For behavioral health providers, telehealth is no longer viewed as optional or supplemental. Health plans and consumers increasingly expect organizations to offer a hybrid continuum of care, incorporating in-office, in-home, and virtual service options. Payment structures are evolving accordingly, with bundled and episodic rates often assuming lower-cost digital encounters embedded within broader care models (Oss, 2026).

For organizations like CSBMG, this shift reinforces the importance of aligning clinical operations with payer expectations while preserving access for rural and underserved populations. Telehealth, when strategically deployed, can enhance flexibility and continuity without necessarily increasing service demand.

The Digital Transformation of Facility-Based Care

Digital integration is also reshaping facility-based and crisis services. Episodic payment models increasingly assume extended responsibility for consumer outcomes, supported by community-based follow-up and digitally enabled aftercare. This model spans a wide range of services—from crisis stabilization and residential treatment to hospital-at-home and long-term supports—requiring providers to think beyond traditional walls of care (Oss, 2026).

This evolution mirrors long-standing predictions within the field that technology-enabled services would become foundational rather than exceptional. As digital tools become embedded across service lines, provider organizations are challenged to adapt infrastructure, workflows, and staffing models to remain responsive and sustainable.

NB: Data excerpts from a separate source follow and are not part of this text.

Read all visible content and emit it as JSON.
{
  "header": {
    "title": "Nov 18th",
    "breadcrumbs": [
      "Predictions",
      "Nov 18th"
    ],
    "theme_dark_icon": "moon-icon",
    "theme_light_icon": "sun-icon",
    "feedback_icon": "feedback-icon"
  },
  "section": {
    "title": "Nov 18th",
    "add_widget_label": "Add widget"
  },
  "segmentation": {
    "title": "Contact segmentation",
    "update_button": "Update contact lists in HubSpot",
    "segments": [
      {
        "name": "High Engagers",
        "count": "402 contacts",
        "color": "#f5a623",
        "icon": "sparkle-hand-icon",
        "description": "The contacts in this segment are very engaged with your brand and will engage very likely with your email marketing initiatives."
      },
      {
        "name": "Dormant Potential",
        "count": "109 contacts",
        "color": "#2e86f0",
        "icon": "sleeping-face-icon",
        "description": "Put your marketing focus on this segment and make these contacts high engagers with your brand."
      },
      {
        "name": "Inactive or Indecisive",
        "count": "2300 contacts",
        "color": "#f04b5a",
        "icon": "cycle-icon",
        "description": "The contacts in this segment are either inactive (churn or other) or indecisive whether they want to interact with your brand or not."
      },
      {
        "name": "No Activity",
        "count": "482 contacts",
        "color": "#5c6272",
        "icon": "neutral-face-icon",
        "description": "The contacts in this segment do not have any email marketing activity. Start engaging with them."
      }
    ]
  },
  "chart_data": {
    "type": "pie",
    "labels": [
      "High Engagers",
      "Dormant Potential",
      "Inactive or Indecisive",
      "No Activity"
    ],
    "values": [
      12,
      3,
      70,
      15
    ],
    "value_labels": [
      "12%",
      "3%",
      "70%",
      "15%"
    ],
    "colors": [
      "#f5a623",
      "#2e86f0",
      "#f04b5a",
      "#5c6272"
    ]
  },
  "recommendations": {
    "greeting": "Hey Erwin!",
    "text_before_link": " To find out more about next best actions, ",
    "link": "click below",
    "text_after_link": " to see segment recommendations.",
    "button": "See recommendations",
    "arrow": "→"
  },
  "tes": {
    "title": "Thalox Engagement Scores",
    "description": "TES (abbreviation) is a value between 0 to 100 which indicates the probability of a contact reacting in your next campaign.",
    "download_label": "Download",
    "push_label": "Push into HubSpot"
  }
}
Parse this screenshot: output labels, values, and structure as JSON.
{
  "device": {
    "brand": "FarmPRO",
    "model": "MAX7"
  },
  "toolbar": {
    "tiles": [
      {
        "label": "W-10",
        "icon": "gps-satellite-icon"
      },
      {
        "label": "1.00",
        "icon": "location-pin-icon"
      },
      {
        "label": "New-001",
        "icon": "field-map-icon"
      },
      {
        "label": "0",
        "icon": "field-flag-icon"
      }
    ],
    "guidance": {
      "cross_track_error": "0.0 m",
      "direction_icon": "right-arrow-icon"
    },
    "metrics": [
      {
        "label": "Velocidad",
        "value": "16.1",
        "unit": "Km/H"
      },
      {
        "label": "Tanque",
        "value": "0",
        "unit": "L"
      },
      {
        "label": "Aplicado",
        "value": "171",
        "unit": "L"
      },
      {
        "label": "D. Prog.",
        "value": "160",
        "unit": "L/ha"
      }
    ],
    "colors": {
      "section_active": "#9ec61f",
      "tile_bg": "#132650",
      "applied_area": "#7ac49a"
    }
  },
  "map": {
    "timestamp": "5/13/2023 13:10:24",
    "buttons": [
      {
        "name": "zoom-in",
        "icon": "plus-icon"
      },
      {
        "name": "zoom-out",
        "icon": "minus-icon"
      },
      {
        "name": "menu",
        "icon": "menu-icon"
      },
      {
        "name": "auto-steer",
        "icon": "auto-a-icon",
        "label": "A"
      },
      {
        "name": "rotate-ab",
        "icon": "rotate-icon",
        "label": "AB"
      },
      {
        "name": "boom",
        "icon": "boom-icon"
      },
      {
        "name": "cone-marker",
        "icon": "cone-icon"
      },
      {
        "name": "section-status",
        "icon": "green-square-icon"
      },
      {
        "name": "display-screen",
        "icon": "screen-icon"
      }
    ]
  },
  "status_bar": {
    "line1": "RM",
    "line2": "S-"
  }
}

Innovation In Action: Program Models To Watch

Throughout 2025, provider leaders increasingly looked to innovative program models that reflect this hybrid, tech-enabled future. Program profiles highlighted by industry analysts showcased advances across autism services, mental health supports, crisis response, specialty populations, and integrated care models. Common themes included trauma-informed design, community integration, peer and social connection, and the strategic use of digital tools to enhance—not replace—human-centered care (Oss, 2026).

These emerging models underscore that innovation in behavioral health is not solely about technology, but about how technology supports access, engagement, and continuity across the care continuum.

Looking Ahead

As telehealth becomes an assumed element of service delivery, the strategic question for community-based providers is no longer whether to adopt digital care, but how to integrate it effectively within mission-driven, person-centered systems. For CSBMG and similar organizations, the path forward lies in balancing innovation with accessibility, ensuring that technology enhances care delivery while remaining responsive to workforce realities and community needs.

The telehealth trends of 2025 reinforce a critical lesson for the field: sustainable service models are built not on volume alone, but on flexibility, integration, and outcomes that matter to both payers and the people served.

References

Oss, M. E. (2026, January 30). The telehealth factor: Most popular OPEN MINDS program profiles of 2025. OPEN MINDS.